Jauh sebelum studi anak dilakukan, kenyataan
menunjukkan bahwa tahun-tahun pertama merupakan saat yang kritis bagi
perkembangan anak. Dalam hal ini Milton (dalam Soeparwoto, 2004:31) menyatakan
bahwa “Masa kanak-kanak meramalkan masa
dewasa, sebagaimana pagi hari meramalkan hari baru”.
Studi klinis sejak bayi hingga dewasa yang dilakukan
oleh Erikson (dalam Soeparwoto, 2004:31) menyimpulan bahwa “masa kanak-kanak merupakan gambaran awal manusia sebagai manusia,
tempat dimana kabaikan dan sifat buruk akan berkembang mewujudkan diri,
meskipun lambat tetapi pasti”. Crumley, F.E. dkk, Gagne R.M dan Smith, dkk
(dalam Soeparwoto, 2004:32) menunjukkan bukti bahwa sejarah anak yang mempunyai
kesulitan penyesuaian sejak tahun-tahun prasekolah hingga sekolah menengah atau
universitas telah memperlihatkan bahwa banyak di antara mereka sangat buruk
penyesuaian dirinya pada masa kecil sehingga tidak pernah dalam suatu kelompok
atau mempunyai banyak teman.
Penggunaan dongeng untuk pembentukan karakter bagi
anak sudah lama digunakan. Salah satu dongeng yang paling terkenal di kalangan
anak-anak adalah “Kancil Nyolong Timun” atau dalam bahasa Indonesia artinya
Kancil Mencuri Mentimun. Dalam cerita yang dikisahkan dalam dongeng tersebut
menunjukkan karakter Kancil sebagai pencuri yang licik untuk mendapatkan yang
dia inginkan. Karakter licik dari tokoh Kancil sangat tertanam kuat dalam diri
Kancil. Tidak hanya pada tokoh Kancil, tokoh Pak Tani pun tergambar memiliki
karakter yang kuat. Hal ini ditunjukkan ketika Pak Tani mengetahui mentimunnya
dicuri oleh Kancil. Tanpa memberi ampun Pak Tani menghukum Kancil dengan
memukuli dan mengurung Kancil di dalam keranjang. Tokoh Kancil lebih banyak memperlihatkan karakter
tercela yang ditakutkan dapat dicontoh oleh anak. Hal ini dikarenakan anak
tidak dapat langsung menerima nilai yang sebenarnya terkandung di dalam
dongeng. Melainkan yang nyata terlihat adalah karakter nakal, pembohong, licik,
dan banyak tipu muslihat dari tokoh kancil. Sebagai contoh di dalam dongeng “Si
Kancil dan Buaya”, Kancil dengan liciknya membohongi buaya agar bisa
menyeberangi sungai. Namun dari sisi lain sebenarnya dapat pula diambil pesan
tentang kepandaian Kancil untuk melindungi dirinya dari musuh. Hanya saja, cara
yang digunakan Kancil dapat dianggap kurang sesuai karena merugikan pihak lain.
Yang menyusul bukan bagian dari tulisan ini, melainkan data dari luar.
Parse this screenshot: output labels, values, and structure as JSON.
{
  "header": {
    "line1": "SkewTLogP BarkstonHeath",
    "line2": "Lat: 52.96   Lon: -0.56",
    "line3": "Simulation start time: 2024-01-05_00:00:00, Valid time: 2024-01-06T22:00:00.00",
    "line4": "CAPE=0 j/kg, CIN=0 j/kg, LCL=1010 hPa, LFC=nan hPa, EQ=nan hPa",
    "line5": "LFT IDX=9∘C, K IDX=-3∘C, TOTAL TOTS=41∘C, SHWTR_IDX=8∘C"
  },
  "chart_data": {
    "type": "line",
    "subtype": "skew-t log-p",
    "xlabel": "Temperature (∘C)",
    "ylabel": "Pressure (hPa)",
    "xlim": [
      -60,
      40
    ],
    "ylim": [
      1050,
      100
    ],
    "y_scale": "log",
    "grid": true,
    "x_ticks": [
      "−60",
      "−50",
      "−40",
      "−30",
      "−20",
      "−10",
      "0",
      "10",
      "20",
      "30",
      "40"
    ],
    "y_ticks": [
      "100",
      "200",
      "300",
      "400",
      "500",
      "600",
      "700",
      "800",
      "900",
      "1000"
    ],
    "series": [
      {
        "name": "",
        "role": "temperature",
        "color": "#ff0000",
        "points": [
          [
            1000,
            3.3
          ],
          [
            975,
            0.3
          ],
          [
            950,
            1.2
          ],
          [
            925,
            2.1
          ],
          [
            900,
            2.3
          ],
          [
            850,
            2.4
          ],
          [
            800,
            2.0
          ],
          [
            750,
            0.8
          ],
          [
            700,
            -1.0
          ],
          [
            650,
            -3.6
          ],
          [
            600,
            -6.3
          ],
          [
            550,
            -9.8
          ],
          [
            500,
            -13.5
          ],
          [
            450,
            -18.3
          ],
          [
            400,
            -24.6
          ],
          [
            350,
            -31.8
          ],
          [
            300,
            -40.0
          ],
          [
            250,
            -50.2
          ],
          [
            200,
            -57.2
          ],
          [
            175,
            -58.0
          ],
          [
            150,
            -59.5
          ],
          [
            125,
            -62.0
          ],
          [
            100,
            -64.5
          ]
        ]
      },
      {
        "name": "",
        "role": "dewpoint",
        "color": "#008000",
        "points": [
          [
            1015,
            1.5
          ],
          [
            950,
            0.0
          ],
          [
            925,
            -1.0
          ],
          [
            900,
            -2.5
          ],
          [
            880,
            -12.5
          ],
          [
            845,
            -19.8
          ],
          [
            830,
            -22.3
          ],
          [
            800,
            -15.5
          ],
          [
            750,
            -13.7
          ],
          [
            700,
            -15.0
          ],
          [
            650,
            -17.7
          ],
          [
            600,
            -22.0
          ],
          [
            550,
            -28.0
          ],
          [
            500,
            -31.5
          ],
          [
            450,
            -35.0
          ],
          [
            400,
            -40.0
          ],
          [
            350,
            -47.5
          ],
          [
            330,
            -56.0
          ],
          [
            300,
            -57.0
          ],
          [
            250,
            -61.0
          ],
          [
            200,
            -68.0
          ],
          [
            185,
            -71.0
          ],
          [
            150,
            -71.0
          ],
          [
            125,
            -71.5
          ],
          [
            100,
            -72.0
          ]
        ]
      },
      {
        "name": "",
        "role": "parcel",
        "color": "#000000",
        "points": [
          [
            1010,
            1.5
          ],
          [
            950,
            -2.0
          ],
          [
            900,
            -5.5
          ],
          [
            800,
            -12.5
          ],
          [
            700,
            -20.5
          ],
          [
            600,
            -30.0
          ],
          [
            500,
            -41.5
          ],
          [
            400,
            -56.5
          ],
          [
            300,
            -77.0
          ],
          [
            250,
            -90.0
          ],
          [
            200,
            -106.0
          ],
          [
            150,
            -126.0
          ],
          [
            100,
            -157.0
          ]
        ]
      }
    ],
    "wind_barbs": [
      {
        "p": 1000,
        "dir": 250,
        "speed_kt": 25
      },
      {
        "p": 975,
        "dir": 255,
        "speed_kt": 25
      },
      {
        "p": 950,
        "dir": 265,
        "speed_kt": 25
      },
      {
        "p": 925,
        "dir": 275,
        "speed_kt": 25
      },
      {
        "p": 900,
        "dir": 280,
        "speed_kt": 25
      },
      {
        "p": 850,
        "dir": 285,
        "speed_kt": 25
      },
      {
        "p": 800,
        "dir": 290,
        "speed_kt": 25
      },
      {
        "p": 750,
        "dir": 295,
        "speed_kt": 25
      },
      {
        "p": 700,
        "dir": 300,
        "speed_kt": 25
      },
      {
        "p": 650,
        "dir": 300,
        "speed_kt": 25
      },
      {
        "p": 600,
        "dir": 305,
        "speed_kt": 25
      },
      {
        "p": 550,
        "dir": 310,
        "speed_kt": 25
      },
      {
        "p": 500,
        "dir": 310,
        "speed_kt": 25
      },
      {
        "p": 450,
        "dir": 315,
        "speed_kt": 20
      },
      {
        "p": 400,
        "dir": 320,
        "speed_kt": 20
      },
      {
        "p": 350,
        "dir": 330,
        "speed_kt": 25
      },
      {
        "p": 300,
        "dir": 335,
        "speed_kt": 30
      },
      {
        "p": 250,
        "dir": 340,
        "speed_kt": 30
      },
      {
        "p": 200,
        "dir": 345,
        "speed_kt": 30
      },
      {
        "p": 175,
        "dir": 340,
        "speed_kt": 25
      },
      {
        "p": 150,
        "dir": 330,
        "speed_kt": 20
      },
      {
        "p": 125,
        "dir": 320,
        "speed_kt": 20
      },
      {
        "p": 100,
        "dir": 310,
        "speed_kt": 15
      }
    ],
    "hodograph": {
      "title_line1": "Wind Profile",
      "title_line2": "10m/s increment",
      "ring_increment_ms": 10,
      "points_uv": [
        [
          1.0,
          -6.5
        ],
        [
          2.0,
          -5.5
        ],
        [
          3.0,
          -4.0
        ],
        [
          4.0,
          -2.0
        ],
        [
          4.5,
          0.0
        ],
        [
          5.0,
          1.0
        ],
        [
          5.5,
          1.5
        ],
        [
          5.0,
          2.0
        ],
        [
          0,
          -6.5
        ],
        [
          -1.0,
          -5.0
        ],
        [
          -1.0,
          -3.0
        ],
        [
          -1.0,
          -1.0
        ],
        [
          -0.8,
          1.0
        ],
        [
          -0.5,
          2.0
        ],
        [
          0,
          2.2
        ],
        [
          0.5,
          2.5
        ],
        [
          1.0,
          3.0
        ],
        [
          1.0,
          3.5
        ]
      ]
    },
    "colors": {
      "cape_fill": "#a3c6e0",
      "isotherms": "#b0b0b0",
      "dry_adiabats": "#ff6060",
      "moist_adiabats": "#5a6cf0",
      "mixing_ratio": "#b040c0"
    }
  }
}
Keberadaan dongeng Kancil yang pada saat ini sering
menjadi perdebatan akademisi dunia pendidikan perlu mengalami revitalisasi agar
tetap menjadi dongeng yang disukai anak dan mengandung nilai-nilai yang berguna
bagi pembangunan karakter mereka. Proses pengubahan karakter tokoh Kancil dapat
disesuaikan dengan grand design pendidikan
karakter yang akan dibangun pada diri anak.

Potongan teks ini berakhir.